Monday, December 27, 2010

Another 2010 Penny Award

This is a stand alone "Penny Award" for a deserving safer military helmet study, and at the same time I'd like to award an honorable mention to another blog, as well, the Brain Injury Forum, which focuses on issues that pertain to brain injury incidence, including in our military.


I have taken an interest in searching out a variety of sources for information on this topic, after it was pointed out to me during a discussion of the voter fraud hoax in Crow Wing County that Monty Jensen and his associates are pressing for the denial of voting rights to brain injured disabled people.   This would include hundreds of thousands of our veterans from the Iraq and Afghanistan conflicts. The Rand Corp., per the Brain Injury Forum, puts the number at 320,000 servicemen and women who are disabled to some degree by this kind of injury.

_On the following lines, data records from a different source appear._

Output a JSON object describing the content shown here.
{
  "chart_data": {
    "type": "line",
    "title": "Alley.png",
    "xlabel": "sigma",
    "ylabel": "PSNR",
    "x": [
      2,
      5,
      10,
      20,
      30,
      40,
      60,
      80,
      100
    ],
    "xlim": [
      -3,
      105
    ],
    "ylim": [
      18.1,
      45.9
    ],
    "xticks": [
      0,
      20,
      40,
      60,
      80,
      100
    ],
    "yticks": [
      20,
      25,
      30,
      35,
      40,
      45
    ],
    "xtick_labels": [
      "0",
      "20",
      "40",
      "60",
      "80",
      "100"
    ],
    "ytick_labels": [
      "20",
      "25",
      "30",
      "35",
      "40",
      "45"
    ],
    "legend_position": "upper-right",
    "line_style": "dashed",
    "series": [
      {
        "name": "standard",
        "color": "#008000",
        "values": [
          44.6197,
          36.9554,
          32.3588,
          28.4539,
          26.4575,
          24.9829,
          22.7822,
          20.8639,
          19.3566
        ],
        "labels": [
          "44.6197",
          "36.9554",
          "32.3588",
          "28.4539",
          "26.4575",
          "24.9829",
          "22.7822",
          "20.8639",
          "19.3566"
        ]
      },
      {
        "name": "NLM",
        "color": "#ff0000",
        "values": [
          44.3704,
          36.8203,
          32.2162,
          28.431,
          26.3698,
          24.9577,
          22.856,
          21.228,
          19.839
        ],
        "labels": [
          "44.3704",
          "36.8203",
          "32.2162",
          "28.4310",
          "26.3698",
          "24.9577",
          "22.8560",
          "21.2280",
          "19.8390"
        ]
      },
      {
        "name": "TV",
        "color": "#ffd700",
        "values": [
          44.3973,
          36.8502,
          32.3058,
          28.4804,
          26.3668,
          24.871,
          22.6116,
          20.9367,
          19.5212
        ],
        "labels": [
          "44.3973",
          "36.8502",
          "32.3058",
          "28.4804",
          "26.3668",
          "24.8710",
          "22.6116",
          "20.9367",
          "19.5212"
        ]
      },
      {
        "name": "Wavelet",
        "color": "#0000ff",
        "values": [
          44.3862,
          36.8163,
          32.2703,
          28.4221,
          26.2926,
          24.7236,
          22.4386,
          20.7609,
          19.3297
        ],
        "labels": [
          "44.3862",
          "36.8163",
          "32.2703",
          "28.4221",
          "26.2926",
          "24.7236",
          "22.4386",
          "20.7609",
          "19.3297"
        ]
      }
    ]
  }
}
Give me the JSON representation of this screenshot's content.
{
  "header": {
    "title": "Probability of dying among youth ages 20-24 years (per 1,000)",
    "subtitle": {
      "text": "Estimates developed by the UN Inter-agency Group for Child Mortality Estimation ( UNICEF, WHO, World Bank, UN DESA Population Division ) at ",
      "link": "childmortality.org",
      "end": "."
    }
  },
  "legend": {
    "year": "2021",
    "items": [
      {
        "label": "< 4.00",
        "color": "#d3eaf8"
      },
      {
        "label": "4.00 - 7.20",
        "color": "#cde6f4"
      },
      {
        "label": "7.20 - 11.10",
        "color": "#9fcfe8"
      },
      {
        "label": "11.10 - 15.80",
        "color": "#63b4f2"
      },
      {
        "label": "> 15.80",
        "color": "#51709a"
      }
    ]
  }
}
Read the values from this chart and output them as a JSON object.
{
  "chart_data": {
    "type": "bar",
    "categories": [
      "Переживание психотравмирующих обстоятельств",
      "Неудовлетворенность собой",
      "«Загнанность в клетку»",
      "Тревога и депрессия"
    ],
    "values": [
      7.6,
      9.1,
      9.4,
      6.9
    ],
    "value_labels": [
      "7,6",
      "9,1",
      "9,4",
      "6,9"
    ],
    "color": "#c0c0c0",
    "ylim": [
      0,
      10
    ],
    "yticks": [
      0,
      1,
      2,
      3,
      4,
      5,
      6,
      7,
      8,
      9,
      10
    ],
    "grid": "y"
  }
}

For the efforts to mitigate further traumatic brain injuries, a special Penny the lead investigator Raul Radovitzky, and his team at MIT, for the above study,  which is set to appear in the Proceedings of the National Academy of Sciences, and for their continuing dedication to making a difference to our armed forces.

1 comment:

  1. My brother was on a commission at the VA to get more head injury centers opened. 10 yrs ago they had 1 in the US. Now they have at least 6 maybe more. From talks with him it turns out that the new vehicles with the v wedge bottom, better helmets, and better body armor contribute to the rise in head injuries such as severe concussion, in a good way sort of. In past wars 70% or more of the soldiers suffering severe concussions would be killed in the blast, now the vehicles and armor are good enough they live through it but with bad head injuries that are not visible. Given the physics of an explosion I don't know that the severe concussion problem will ever go away until we start using some sort of full body armored suits like in starship troopers.